His statement in full read: “I won’t mince words: earlier today we failed our customers and the broader Internet when a problem in @Cloudflare network impacted large amounts of traffic that rely on us. The sites, businesses, and organizations that rely on Cloudflare depend on us being available and I apologize for the impact that we caused.

“Transparency about what happened matters, and we plan to share a breakdown with more details in a few hours. In short, a latent bug in a service underpinning our bot mitigation capability started to crash after a routine configuration change we made. That cascaded into a broad degradation to our network and other services. This was not an attack.

“That issue, impact it caused, and time to resolution is unacceptable. Work is already underway to make sure it does not happen again, but I know it caused real pain today. The trust our customers place in us is what we value the most and we are going to do what it takes to earn that back.”

Issues seemed to begin for users in the early hours of Tuesday (November 18) UK time, with Spotify among the first sites to come under scrutiny by users unable to get online. As the morning wore on, more and more sites which relied on Cloudflare infrastructure began to drop offline, including internet monitoring service Down Detector, which made it tough to keep up to date on developments, and Prolific North itself, which made it tough to report them. Services were returning to normal by yesterday mid-afternoon.
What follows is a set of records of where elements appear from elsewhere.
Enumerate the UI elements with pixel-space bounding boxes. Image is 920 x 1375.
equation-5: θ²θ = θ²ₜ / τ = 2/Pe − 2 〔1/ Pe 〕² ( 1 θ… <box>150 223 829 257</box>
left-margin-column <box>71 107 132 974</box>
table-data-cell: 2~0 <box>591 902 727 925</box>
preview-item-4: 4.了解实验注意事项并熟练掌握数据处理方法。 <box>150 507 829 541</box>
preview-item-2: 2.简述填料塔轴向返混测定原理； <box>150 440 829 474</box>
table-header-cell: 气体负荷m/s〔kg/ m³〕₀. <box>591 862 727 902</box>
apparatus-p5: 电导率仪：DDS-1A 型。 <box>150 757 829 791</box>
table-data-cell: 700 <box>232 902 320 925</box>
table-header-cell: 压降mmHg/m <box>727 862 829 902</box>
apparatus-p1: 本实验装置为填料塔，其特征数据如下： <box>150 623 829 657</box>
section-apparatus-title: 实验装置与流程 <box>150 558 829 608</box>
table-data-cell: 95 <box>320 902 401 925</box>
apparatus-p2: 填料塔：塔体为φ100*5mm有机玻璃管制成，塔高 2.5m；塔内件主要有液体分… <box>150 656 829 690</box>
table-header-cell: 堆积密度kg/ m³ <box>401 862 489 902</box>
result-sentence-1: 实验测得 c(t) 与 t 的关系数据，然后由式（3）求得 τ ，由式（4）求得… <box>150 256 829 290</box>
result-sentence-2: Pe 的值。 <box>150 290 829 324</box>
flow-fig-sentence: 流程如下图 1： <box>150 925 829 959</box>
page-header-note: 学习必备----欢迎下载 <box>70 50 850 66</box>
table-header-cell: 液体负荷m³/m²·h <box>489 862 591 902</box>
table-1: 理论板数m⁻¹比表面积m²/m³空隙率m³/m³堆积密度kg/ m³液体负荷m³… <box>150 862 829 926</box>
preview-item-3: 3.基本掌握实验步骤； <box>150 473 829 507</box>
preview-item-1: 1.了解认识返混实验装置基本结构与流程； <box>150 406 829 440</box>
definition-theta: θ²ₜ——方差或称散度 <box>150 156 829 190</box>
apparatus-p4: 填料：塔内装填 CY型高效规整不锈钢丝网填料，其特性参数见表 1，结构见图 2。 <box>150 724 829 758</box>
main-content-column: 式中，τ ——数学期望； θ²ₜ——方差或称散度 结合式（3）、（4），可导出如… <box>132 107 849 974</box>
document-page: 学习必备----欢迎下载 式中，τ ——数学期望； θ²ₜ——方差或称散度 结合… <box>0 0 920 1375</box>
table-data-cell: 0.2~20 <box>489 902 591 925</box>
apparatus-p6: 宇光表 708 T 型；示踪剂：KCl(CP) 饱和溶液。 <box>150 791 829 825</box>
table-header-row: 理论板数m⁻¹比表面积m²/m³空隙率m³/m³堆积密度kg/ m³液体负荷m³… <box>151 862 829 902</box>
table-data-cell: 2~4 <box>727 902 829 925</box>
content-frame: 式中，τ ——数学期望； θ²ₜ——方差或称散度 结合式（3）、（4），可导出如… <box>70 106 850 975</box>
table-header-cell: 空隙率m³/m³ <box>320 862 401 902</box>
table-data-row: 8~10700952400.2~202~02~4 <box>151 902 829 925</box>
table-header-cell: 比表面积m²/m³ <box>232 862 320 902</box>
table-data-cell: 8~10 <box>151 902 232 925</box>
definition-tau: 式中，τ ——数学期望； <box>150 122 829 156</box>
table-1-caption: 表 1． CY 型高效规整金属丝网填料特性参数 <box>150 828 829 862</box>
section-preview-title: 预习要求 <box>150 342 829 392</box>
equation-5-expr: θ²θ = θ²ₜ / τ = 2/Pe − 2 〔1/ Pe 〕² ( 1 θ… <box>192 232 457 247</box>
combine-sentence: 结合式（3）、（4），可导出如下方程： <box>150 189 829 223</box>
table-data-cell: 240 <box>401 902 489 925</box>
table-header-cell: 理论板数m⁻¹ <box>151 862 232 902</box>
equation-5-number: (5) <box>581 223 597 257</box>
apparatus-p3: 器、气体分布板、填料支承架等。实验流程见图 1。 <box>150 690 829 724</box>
Stuart Morris, chief technology and product officer at Leeds online security specialist SmartSearch, told Prolific North: “The irony of Cloudflare – one of several major key internet infrastructure service providers – being hit by outages is not lost on the digital community. Cloudflare services include “edge computing” and tools to protect websites from cyberattacks which help them stay online during distributed denial of service (DDOS) attacks and heavy traffic periods.

“In the past 12 months, internet services – from AWS to Crowdstrike – seem to be succumbing to ‘outages’ and perhaps, attacks from bad actors. Trust in these types of services is hard fought and regularly taken for granted by end users, and it is imperative for the sake of the brands who keep us safe every day that more is done to support them when things go wrong. In periods of political turmoil and in an increasingly digitalised world, more needs to be done to verify identities and fortify security. Digital identity should be an area of particular concern, especially as identity is increasingly commoditised by bad actors to conduct financial crime.

“Other than just being an inconvenience, the Cloudflare outage serves to remind us of our continued vulnerability online.”